I am grateful for patience and those who show it to me on a daily basis. I’m grateful for love that binds when patience fails. I’m also still grateful for the rain, especially since it finally coaxed my daffodil bulbs out of the ground. Speaking of love and all that cheesy stuff, I recognize that yet another holiday has come and gone without a holiday-appropriate recipe.  Although I’m a little late, these cookies served as my valentine to Nate last month and they are delicious so I’d like to share them anyways. They are a pretty good throwback to real deal Oreos, except without all that processed stuff we can’t pronounce. The dutch-process cocoa is crucial to getting that distinct Oreo flavor in the cookies so use it if possible. Don’t make these without having access to copious amounts of milk for dunking.

It’s raining again now and that’s a pretty good excuse for some cooking making and patience practice.




adapted from Martha Stewart

Cream filling
  • 1/2 stick unsalted butter, softened
  • 1 1/2 cups confectioners’ sugar, sifted
  • 1/4 cup granulated sugar
  • 2 teaspoons  vanilla extract
  • 1 to 2 tablespoons whole milk

Cream butter  in a medium bowl with an electric hand mixer until pale in color and fluffy. Add in the sugars and beat until thoroughly combined. Add vanilla and beat again until combined.
At this point the mixture will probably be a little chalky and powdery. Add the milk a few drops at a time, beating after each addition, until the mixture is smooth and spreadable. It should be pretty thick so take care not to add too much milk.

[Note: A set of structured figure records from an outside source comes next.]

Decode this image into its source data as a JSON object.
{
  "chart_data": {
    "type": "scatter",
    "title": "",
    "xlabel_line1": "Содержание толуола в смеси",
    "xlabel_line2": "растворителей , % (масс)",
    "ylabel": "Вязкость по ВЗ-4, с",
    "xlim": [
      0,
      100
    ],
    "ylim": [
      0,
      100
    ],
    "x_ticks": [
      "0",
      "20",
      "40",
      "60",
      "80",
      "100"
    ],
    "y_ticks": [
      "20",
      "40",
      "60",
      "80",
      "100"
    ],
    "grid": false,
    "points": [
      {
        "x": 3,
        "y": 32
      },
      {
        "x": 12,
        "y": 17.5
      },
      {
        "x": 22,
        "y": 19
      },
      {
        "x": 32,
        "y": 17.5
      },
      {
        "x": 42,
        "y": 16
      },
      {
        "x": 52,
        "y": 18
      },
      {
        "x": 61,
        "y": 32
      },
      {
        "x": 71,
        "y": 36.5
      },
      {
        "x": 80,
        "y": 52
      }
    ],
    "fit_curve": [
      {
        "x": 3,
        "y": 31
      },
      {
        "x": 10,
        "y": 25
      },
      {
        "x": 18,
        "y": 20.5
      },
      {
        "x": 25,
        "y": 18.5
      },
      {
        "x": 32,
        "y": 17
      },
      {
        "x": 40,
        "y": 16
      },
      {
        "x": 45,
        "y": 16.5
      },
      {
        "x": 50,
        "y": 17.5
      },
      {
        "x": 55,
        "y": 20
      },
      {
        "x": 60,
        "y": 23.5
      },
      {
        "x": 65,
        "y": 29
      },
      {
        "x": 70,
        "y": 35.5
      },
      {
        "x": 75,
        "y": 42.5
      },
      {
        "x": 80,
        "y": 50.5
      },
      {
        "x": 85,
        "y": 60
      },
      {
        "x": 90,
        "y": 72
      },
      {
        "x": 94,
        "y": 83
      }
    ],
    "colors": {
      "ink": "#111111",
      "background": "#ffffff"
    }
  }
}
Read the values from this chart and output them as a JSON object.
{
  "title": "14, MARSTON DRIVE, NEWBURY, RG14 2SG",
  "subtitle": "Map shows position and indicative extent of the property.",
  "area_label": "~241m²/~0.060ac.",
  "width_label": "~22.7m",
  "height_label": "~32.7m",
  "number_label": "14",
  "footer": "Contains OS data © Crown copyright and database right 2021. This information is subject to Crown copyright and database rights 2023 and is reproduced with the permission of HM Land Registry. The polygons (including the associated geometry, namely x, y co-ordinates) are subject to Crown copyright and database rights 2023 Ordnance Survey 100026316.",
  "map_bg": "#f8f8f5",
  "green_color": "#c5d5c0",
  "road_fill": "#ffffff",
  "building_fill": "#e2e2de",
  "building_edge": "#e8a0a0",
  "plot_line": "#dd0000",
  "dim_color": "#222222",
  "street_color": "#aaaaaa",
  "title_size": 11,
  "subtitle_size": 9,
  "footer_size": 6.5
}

  • 1 1/4 cups all-purpose flour
  • 3/4 cup Dutch-processed unsweetened cocoa powder
  • 1/2 teaspoon baking soda
  • 1/4 teaspoon kosher salt
  • 5 tablespoons unsalted butter, melted
  • 2/3 cup packed light-brown sugar
  • 1 large egg, slightly beaten
Sift together the flour, cocoa, baking soda, and salt and set aside. Combine the butter, sugar and egg in a large bowl. Add the flour mixture in two parts, mixing to combine after each addition. Use your hands and knead the dough until it becomes a cohesive dough. It should be a lot like play dough (we’re really throwing back here with play dough and Oreos). 
Divide the dough into two balls and roll out onto parchment paper. Refrigerate for about 20 minutes before cutting out desired shapes (go for the hearts… they’re too cute) and then refrigerate the cutouts again. This helps them keep their shape as they bake. 
Preheat oven to 350F and bake about 7 minutes, depending on the size of your cookies.
Allow to cool completely and then pipe or spread some of your cream filling onto one of the cookies. Stick another one on top. Dunk in milk!